Network upgrade speeds city’s Web access
Last year, Gahanna, Ohio, officials started a project to extend high-speed, fiber-rich technology to critical points throughout the community. To date, Project Crystal Vision has connected four schools, one school administration building, two city government offices and four township buildings in a local optical network. The city invested in the network to enhance education, public safety, facility security and the local economy.
Last year, the city began considering network construction as a means of providing Internet access to government buildings and remote sites. At first, it considered building a T1/router-based IP network similar to the one used by the Gahanna-Jefferson school system. However, the city found that network would be expensive to install, and the city would have to pay $500 to $700 per month per site to the local telephone company for use of the network.
Alternatively, the city discovered that an optical network would have no monthly costs, and it would provide faster Internet access than T1 lines. The city also could test and maintain the optical network at any time. (The city required assistance from the telephone company to test or maintain the router-based network.)
In September, the city partnered with Columbus, Ohio-based Applied Innovation to replace the school system’s existing T1-based network connections with an optical Ethernet network and to deploy the same network for the city. The optical metro network operates at a speed equivalent to 61 T1 connections, and it resists interruptions.
“Not only is the impact from lightning, water, heat or other weather conditions significantly reduced or eliminated, but the network’s fiber ring architecture gives it the ability to fix itself if problems do occur,” says David Lee, director of network operations for the city. “That level of reliability allows us to consider uses for this network that we might not have considered previously.”

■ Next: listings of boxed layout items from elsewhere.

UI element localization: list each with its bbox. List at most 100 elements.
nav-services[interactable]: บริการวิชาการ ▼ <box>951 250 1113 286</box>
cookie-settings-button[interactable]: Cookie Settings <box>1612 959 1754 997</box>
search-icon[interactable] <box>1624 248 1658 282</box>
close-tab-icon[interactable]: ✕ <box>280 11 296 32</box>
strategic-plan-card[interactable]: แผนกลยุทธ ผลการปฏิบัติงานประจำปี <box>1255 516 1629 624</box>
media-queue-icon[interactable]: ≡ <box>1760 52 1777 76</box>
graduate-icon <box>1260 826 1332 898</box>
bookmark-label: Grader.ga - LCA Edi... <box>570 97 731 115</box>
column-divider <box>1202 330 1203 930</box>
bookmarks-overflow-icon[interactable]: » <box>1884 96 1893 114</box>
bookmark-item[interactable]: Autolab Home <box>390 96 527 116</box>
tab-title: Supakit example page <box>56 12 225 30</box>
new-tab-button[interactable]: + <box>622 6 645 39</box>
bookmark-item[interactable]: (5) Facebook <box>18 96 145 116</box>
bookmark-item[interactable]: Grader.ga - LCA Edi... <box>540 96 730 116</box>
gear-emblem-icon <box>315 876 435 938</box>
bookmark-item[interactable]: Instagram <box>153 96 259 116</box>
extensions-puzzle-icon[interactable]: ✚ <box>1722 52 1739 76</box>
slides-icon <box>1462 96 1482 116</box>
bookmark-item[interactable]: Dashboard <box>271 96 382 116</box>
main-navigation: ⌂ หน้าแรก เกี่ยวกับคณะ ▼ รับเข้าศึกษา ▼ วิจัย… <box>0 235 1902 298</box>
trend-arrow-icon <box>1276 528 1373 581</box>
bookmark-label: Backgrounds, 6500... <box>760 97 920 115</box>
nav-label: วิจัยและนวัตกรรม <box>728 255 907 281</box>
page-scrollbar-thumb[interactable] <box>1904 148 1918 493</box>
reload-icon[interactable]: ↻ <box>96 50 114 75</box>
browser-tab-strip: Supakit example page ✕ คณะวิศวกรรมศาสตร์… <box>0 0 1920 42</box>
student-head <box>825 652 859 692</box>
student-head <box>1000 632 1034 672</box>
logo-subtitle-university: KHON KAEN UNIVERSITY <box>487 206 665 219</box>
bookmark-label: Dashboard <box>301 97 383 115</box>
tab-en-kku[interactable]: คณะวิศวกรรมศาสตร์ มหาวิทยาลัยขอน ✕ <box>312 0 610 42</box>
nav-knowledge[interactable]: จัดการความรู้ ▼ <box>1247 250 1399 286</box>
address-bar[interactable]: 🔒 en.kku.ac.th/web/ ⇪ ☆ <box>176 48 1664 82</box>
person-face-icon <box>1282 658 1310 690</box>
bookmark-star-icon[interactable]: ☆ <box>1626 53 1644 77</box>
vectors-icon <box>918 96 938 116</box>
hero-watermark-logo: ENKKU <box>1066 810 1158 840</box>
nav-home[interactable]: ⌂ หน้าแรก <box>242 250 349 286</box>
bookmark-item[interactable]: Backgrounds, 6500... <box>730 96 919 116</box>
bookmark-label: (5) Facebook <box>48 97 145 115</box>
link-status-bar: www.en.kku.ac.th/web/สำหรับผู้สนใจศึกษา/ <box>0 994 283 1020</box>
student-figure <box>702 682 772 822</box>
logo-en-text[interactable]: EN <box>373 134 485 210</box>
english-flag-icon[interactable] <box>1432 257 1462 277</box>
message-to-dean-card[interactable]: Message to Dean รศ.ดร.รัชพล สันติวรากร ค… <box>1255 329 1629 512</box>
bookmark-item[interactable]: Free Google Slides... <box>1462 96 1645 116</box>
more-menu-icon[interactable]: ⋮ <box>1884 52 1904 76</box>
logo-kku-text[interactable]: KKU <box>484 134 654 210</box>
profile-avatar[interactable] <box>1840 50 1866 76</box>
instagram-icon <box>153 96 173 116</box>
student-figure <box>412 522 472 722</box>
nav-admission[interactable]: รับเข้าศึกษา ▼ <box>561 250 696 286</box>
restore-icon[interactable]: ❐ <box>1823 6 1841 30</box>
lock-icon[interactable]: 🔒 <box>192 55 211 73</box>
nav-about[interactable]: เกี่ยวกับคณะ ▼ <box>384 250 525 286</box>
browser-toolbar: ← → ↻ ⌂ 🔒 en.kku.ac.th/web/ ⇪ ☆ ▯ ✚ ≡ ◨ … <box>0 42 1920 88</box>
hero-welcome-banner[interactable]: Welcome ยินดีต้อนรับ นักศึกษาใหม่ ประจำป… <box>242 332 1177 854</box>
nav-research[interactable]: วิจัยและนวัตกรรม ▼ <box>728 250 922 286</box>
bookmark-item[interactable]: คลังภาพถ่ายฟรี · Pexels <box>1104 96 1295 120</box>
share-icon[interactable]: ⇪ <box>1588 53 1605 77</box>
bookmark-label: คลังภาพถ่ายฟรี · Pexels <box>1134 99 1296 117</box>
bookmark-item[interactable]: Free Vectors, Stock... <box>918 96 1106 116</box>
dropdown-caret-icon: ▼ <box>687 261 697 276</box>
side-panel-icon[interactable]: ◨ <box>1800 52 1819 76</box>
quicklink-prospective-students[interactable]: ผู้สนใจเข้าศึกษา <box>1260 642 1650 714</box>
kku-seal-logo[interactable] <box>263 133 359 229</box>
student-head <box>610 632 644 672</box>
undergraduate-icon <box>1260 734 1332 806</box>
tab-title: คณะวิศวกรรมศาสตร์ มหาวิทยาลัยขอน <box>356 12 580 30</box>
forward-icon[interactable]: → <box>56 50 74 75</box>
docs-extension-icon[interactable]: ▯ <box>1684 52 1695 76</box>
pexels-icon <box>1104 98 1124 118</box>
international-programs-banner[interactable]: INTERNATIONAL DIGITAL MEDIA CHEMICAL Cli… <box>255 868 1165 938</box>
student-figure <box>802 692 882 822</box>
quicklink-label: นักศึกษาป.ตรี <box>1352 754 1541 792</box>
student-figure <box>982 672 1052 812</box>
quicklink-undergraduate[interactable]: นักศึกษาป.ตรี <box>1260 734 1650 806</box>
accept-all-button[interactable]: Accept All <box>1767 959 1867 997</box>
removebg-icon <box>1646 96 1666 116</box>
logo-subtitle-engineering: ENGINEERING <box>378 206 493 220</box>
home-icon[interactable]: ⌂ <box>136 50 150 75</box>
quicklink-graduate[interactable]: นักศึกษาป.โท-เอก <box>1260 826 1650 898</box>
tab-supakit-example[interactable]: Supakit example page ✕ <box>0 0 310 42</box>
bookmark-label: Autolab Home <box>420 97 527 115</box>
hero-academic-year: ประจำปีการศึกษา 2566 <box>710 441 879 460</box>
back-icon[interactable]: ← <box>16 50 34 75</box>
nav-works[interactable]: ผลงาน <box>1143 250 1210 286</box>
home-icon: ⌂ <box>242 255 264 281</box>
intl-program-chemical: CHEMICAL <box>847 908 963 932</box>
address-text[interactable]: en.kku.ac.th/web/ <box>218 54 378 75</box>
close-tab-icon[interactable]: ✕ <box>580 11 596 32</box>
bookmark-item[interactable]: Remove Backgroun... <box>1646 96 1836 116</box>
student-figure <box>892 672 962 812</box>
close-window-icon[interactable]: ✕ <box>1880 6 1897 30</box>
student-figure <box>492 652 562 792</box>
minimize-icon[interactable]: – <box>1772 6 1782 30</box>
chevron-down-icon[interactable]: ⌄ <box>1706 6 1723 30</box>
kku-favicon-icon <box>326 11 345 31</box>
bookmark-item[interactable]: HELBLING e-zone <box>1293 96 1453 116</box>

The city integrated secure wireless access points into the optical network, so police, fire and emergency personnel can have mobile wireless network access to database information, traffic signals and warning systems. Ultimately, city police cars will be equipped with wireless laptops, which will allow officers to access a central computer system, thus reducing the workload of emergency dispatchers. Also, officers will be able to submit police reports directly from their cars.
Gahanna is expanding the network to include city plants, sewage pump stations, water towers, industrial parks and other key locations to improve service efficiency and security. The technology will allow service and safety departments to monitor centralized databases that manage key card access points. The city plans to incorporate remote video transport and other bandwidth-intense applications to allow the delivery of video, data and other services to monitoring stations, personnel in remote locations and, in certain cases, mobile vehicles.
Finally, the fiber optic network will support Gahanna’s economic development. “Gahanna will be more competitive in the telecommunications market,” Lee says. “This new network infrastructure will play a major role in the city’s future by offering more consumer choices and quality network access to technology driven industries.”